At a news conference Wednesday morning, Dallas leaders sought to play down public fears about the spread of Ebola in the nation’s ninth-largest city, noting that all transmissions of the disease so far have been limited to health-care workers at the one hospital. But they acknowledged that more cases were now likely.
“It may get worse before it gets better, but it will get better,” Mayor Mike Rawlings said.
Another nurse who treated Mr. Duncan, Nina Pham, 26 years old, was also infected while caring for Mr. Duncan and is now being treated at the hospital, which said Wednesday that she was in good condition. Health officials and the hospital haven’t determined how she became infected, and have said she was wearing a mask, gown, shield and gloves when treating Mr. Duncan.
But the second case reinforced concerns about the safeguards the hospital had used to shield workers from potential infection as it treated a late-stage Ebola patient in an isolation ward, uncharted territory for a general American hospital. Seventy-five additional health-care workers who helped treat Mr. Duncan are now actively being monitored for potential Ebola symptoms.
A federal health-care agency said Wednesday it was reviewing allegations raised by a nurses union that the Dallas hospital mishandled Mr. Duncan’s case, putting patients and health-care workers at risk.

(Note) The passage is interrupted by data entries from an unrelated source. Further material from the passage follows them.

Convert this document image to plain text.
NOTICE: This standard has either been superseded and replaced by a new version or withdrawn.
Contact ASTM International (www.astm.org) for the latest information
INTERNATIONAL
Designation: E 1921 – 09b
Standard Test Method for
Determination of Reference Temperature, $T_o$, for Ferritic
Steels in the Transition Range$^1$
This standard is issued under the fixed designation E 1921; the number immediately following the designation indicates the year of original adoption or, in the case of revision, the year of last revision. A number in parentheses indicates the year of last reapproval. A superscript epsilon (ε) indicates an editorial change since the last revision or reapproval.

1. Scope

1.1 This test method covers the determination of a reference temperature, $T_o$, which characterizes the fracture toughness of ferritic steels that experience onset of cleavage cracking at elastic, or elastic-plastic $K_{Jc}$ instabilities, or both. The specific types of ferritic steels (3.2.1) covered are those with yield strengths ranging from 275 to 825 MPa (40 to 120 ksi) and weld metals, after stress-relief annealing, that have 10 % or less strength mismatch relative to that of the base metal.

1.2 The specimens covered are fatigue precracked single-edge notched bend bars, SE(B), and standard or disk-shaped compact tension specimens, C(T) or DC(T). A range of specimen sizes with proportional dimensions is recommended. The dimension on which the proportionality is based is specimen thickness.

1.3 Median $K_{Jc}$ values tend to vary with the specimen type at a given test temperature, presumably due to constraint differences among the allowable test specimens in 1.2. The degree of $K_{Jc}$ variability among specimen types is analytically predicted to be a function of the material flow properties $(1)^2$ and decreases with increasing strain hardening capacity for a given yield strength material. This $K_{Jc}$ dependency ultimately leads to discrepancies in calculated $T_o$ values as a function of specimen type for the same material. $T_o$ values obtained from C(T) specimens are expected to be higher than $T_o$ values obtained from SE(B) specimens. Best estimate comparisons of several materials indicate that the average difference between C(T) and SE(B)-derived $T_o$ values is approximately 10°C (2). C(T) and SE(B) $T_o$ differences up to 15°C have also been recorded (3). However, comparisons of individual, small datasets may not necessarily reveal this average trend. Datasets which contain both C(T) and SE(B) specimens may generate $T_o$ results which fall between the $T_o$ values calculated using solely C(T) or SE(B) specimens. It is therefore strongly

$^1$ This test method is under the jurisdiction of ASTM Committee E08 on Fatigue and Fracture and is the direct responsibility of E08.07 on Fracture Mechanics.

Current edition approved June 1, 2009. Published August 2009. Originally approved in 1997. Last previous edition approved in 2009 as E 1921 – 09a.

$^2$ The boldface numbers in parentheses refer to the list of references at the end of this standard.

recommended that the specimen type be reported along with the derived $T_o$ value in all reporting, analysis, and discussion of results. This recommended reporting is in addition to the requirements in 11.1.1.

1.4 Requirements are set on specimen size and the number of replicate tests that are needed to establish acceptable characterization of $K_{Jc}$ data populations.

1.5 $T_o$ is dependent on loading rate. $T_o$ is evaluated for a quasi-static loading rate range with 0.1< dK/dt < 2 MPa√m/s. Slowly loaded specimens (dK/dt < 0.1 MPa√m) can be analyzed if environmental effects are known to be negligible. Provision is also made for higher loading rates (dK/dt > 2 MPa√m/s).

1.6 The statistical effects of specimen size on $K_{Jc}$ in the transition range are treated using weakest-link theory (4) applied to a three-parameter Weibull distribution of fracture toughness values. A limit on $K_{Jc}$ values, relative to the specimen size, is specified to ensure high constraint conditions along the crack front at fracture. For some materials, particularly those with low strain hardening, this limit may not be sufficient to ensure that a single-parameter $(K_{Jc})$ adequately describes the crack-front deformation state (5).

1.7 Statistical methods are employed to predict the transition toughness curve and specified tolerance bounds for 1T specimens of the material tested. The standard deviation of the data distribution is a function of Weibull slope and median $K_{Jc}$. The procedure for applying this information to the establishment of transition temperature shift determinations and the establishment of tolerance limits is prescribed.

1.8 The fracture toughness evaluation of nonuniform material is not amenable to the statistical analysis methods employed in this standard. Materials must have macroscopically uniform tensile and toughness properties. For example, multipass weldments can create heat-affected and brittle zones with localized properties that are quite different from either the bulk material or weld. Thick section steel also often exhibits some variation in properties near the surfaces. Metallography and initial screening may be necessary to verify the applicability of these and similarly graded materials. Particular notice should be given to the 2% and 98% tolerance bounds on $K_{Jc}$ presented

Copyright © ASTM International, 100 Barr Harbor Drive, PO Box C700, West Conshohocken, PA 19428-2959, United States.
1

David Wright, deputy regional administrator for the U.S. Centers for Medicare and Medicaid Services in Dallas, said it was “closely evaluating and reviewing” the allegations made by National Nurses United on behalf of what it said were an unnamed number of nurses at Texas Health Presbyterian Hospital Dallas.
The union, which doesn’t represent nurses at the hospital, released a statement Tuesday evening it said was made by the group of nurses, which described an atmosphere of chaos and changing safety guidelines among hospital staff as they treated Mr. Duncan.
The statement said Mr. Duncan was initially left for several hours in an area where other patients were present when he was first admitted to the hospital, even though he was a suspected Ebola case. Nurses also claimed that some nurses had to interact with him with insufficient protective gear, during a period when he had “copious amounts of diarrhea and vomiting,” and that hospital officials allowed nurses who treated Mr. Duncan to subsequently tend to other patients, the statement said.
“There was no event preparedness on what to do with the patient. There was no protocol. There was no system,” said Deborah Burger, co-president of National Nurses United. “The nurses were asked to call the infectious disease department.
"The infectious disease department did not have clear policies to provide either.”
Daniel Varga, chief clinical officer for the hospital’s parent company, Texas Health Resources, said in a news conference Wednesday morning that he couldn’t discuss the various claims made about what occurred during Mr. Duncan’s treatment. But he acknowledged that “it is clear that there was an exposure, sometime, somewhere.”
By dawn yesterday, in a scene now familiar to Dallas citizens, police and other officials were walking the neighborhood of the latest health-care worker to contract Ebola, preparing to decontaminate her apartment and letting neighbors know that someone living near them had tested positive for the virus.
Dallas County Judge Clay Jenkins, the county’s top elected official, pleaded Wednesday for people to support the hospital’s health-care workers, who are now anxious about the possibility that they too will contract Ebola.
“Like Nina Pham, this is a heroic person,” Judge Jenkins said of Ms. Vinson, adding, “I hope this community will rally around the human beings that are suffering.”
I hate to agree with Sarah Palin on anything...but maybe it's time the government mobilized and invaded EBOLA!